The general manager of the mall had this to say about the alleged Black Friday taser attack:
“An isolated incident occurred in the early morning hours between two female shoppers, that was quickly stopped by our security team, and both women were escorted out of the mall. We are committed to the safety of our shoppers, retailers and employees and will not tolerate this unacceptable behavior.”
The mall later took to Twitter to deny that a taser was even used in the incident and also added that “the fight diminished quickly.”

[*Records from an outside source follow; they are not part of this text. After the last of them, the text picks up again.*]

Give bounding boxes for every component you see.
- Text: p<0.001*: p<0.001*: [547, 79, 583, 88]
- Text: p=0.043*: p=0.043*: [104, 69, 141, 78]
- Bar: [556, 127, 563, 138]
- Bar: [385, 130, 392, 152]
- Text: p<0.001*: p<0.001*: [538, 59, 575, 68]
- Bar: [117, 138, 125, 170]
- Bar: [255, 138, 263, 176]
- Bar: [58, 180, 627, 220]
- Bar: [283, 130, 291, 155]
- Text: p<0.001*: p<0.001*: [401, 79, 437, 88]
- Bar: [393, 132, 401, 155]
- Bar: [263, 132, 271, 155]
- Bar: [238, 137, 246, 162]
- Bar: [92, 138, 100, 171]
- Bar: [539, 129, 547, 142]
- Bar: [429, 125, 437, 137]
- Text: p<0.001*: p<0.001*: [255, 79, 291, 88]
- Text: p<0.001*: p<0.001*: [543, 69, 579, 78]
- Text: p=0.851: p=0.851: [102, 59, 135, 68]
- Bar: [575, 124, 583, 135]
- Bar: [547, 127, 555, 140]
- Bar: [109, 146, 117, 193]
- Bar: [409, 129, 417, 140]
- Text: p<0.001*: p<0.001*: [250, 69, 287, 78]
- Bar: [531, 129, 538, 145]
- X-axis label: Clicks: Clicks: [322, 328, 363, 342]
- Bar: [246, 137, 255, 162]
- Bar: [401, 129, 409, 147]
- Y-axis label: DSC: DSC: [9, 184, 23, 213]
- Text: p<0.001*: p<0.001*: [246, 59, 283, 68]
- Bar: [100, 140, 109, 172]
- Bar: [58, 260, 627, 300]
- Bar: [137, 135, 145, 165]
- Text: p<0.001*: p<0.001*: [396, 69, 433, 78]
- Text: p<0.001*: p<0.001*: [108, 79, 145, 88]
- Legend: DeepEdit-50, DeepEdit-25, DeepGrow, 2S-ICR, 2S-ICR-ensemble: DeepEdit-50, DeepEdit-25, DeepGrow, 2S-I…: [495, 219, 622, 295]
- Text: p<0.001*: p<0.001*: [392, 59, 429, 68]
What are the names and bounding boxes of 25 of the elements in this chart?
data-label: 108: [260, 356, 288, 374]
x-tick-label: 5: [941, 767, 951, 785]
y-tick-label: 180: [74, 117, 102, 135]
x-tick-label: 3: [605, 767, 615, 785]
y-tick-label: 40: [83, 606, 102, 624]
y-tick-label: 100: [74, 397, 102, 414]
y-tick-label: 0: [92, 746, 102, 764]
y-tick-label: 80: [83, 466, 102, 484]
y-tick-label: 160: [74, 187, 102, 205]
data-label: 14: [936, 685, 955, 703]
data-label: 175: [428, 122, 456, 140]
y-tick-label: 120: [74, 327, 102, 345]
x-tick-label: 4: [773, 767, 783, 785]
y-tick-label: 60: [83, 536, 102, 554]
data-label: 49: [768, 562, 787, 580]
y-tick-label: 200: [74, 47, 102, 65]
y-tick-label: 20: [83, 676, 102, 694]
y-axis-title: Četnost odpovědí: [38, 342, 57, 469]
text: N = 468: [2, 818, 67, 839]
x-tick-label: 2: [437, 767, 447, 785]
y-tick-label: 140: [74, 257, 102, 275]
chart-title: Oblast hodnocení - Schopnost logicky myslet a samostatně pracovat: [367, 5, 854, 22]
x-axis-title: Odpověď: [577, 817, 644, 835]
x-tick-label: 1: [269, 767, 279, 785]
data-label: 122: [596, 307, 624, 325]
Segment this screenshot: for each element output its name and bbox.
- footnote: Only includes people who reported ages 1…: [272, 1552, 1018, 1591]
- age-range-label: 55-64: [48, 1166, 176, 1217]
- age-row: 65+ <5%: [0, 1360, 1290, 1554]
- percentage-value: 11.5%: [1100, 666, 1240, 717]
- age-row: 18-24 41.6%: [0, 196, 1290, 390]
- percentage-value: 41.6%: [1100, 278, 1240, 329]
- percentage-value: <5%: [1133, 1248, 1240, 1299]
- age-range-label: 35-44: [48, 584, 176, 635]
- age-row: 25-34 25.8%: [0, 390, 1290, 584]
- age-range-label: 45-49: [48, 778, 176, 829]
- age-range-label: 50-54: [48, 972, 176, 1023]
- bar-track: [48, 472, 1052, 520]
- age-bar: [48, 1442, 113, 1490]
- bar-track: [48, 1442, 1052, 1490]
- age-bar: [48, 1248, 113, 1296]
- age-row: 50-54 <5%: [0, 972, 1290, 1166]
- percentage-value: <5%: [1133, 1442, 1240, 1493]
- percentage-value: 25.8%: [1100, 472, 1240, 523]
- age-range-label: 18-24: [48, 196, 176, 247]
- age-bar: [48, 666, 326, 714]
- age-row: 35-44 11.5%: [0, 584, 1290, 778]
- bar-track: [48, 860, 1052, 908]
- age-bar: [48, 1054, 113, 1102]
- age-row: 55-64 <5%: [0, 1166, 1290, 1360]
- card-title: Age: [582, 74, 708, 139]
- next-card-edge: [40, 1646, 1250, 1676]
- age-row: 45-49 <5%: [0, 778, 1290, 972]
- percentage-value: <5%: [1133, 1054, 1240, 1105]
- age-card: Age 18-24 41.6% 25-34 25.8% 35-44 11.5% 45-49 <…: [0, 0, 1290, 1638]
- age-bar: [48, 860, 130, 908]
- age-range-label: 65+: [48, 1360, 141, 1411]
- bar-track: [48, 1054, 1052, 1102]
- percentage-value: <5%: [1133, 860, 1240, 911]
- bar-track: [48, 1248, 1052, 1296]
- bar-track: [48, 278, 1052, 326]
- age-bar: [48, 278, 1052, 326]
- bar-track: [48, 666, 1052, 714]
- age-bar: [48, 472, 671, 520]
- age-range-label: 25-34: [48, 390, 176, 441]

In a separate incident, a woman who allegedly pulled out a stun gun in a dispute with another woman over a shopping cart in a Walmart parking lot arrested in New Jersey for illegal possession of the device.
Despite all the nationwide frenzy — and sporadic or not-so-sporadic outbreaks of violence at retail stores — the Wall Street Journal suggests that there are less to Black Friday bargains than meets the eye:
“Stores will be pulling out the stops on deep discounts aimed at drawing customers into stores. But retail-industry veterans acknowledge that, in many cases, those bargains will be a carefully engineered illusion. The common assumption is that retailers stock up on goods and then mark down the ones that don’t sell, taking a hit to their profits. But that isn’t typically how it plays out. Instead, big retailers work backward with their suppliers to set starting prices that, after all the markdowns, will yield the profit margins they want… The common assumption is that retailers stock up on goods and then mark down the ones that don’t sell, taking a hit to their profits. But that isn’t typically how it plays out. Instead, big retailers work backward with their suppliers to set starting prices that, after all the markdowns, will yield the profit margins they want.”
One headline writer generically referred to Black Friday fights as “Brawlmart.” Do you think that if these Black Friday fever-induced brawls continue to escalate that lawmakers will eventually enact regulations putting an end to in-store Black Friday sales?